Cllr Mike Greene says the authority would have to use the ‘carrot and stick’ approach if it is to avoid many of the roads in the area being constantly clogged up.
The portfolio holder for sustainability and transport said the council was likely to ensure that some residential developments, typically more high density, would have no provision for car use and those who chose to live in those developments would have to make that decision knowing there was nowhere to park a car.
He said that would be coupled with further parking restrictions to encourage people to opt for cycling, walking and public transport, instead of having their own car and also expecting a parking space to go with it.
“We are already ultra-congested and if people are to be allowed to continue to use cars as they currently do we will end up with problems,” he told a hearing into the council’s climate change policies.
Cllr Greene said the council could give itself a collective pat on the back for climate work already underway towards making the authority carbon neutral by 2030 and the wider council area carbon neutral by 2050.
He said that if the council decided to join a national group of a hundred authorities leading the way on climate change it could mean the wider target having to be met five years earlier, by 2045, although he said no decision had been taken yet on the decision to join the national group.
His optimism was not shared by opposition councillors.
Cllr Andy Hadley said the council still lacked positive targets: “We need to be focused, with laser accuracy, on species survival,” he said.
“Are we doing well? I don’t think we are, there’s a lot of blah, blah, blah.”
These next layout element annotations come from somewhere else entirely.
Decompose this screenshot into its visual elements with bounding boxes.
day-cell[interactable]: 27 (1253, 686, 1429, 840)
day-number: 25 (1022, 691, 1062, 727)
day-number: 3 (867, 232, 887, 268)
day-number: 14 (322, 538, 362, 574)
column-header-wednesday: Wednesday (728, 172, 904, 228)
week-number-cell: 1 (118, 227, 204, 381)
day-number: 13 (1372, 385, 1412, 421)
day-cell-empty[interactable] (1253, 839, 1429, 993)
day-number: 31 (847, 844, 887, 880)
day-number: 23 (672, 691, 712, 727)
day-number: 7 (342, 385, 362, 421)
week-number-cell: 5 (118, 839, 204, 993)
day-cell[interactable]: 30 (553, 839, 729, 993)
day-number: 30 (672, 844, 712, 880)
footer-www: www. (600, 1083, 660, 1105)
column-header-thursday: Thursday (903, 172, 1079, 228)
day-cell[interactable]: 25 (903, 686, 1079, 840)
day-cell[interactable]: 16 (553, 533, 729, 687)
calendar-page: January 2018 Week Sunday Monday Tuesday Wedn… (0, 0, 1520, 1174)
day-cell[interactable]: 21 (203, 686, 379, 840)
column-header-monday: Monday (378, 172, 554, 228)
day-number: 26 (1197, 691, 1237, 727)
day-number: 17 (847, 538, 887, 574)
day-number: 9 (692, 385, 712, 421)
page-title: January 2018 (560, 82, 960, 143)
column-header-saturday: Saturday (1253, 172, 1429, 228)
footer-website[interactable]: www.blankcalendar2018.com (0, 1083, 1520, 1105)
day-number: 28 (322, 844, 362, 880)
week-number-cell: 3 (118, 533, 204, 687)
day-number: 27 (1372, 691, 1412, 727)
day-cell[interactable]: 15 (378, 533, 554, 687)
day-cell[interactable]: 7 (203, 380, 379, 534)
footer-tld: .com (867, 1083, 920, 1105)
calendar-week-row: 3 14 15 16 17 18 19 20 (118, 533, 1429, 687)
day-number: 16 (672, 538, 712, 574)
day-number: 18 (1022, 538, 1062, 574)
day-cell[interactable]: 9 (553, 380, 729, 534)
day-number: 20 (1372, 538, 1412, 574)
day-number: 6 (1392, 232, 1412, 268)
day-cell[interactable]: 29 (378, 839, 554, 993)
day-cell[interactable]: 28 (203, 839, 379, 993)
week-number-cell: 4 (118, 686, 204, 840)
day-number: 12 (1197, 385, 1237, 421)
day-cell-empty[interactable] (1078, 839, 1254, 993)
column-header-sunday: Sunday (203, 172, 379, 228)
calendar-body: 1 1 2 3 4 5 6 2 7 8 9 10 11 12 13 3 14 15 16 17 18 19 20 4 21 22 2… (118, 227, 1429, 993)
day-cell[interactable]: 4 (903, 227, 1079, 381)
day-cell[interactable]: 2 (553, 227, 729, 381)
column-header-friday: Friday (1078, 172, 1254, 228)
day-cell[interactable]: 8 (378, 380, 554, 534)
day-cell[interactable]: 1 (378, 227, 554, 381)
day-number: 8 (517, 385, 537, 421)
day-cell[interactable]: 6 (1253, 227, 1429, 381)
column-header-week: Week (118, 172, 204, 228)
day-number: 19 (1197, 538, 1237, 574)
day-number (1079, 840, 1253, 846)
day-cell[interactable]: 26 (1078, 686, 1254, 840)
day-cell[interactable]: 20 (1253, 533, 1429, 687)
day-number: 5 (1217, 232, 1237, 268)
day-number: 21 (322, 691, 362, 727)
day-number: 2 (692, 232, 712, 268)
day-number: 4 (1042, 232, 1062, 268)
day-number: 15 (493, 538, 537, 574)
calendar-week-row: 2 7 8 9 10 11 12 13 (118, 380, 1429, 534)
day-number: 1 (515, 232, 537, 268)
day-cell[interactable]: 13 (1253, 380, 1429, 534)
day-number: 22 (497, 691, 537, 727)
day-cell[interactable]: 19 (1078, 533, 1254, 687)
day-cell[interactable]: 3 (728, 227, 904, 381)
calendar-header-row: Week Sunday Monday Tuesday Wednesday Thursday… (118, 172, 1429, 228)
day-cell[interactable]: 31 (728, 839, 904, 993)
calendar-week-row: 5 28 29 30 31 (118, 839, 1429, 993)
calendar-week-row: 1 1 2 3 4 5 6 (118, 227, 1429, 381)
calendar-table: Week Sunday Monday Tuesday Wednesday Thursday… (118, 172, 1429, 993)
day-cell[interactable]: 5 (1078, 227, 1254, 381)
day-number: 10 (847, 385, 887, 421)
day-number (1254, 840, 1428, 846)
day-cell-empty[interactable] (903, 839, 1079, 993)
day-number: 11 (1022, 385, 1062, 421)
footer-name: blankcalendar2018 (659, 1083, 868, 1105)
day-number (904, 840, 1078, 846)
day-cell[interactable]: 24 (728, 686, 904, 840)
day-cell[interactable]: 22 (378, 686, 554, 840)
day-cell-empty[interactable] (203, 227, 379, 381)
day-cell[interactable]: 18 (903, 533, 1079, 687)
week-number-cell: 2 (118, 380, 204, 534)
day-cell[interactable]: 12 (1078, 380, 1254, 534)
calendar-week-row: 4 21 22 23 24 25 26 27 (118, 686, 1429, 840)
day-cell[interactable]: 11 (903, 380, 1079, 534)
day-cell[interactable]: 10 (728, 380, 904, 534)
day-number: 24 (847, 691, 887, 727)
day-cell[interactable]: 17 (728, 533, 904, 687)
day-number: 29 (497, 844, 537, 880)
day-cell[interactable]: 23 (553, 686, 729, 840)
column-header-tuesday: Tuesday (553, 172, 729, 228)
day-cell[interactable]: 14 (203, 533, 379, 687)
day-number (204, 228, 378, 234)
Cllr Greene said that the council was in the process of setting up a climate change group of officers with a director and ten officers, some still to be recruited.
“With that I am confident of having a climate action plan we can stick to…we probably already are a leading authority and with the team in place we will be a leading authority, one a only a few who can give full disclosure for our carbon activities,” he said.
He told a meeting of the council’s overview and scrutiny committee that some measures remained difficult to quantify – including whether having staff working from home was better for the environment, overall, than having them work in council buildings, the number of which the council planned to reduce over time.
The authority has yet to formally adopt a climate change policy.